Numerosos medios de prensa hacen un “balance” árabe, en ocasión del año nuevo. Si en agosto los diarios occidentales celebraban la naciente democracia en Túnez y Egipto, muchos de ellos deploran hoy que la caída de los dictadores haya favorecido el totalitarismo de la Hermandad Musulmana y de los salafistas.

Una lectura minuciosa revela que quienes desarrollan ese tema son los periodistas más cercanos a Israel que a Estados Unidos.
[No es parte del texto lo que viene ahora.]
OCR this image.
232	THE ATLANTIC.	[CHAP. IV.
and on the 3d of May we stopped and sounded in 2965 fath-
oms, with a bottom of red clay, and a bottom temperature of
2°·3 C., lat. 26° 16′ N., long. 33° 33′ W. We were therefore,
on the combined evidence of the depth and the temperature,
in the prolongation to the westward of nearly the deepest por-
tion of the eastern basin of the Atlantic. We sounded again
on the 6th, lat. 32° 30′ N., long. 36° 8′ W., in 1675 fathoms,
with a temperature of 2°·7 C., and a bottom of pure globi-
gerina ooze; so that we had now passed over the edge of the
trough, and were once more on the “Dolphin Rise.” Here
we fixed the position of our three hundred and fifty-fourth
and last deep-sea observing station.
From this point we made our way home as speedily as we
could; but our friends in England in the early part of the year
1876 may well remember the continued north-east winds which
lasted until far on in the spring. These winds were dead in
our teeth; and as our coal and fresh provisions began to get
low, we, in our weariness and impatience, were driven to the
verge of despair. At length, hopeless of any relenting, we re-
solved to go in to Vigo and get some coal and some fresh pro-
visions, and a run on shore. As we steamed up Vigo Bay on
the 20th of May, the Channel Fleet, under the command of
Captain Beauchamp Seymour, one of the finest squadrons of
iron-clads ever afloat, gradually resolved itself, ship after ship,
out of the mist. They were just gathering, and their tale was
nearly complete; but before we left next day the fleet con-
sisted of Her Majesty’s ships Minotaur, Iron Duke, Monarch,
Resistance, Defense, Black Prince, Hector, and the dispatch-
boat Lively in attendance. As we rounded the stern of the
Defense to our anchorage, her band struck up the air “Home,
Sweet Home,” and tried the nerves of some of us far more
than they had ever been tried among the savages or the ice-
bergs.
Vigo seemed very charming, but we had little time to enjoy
Sugieren así que una intervención internacional destinada a derrocar al presidente Bachar al-Assad –a quien meten en el mismo saco que Ben Alí, Mubarak y Kadhafi– sería un error. Se trata, en realidad, de la posición tradicional de Tel Aviv ante Siria, posición que Ariel Sharon resumió en su momento con la frase: «Prefiero el diablo que ya conocemos antes que el ángel desconocido».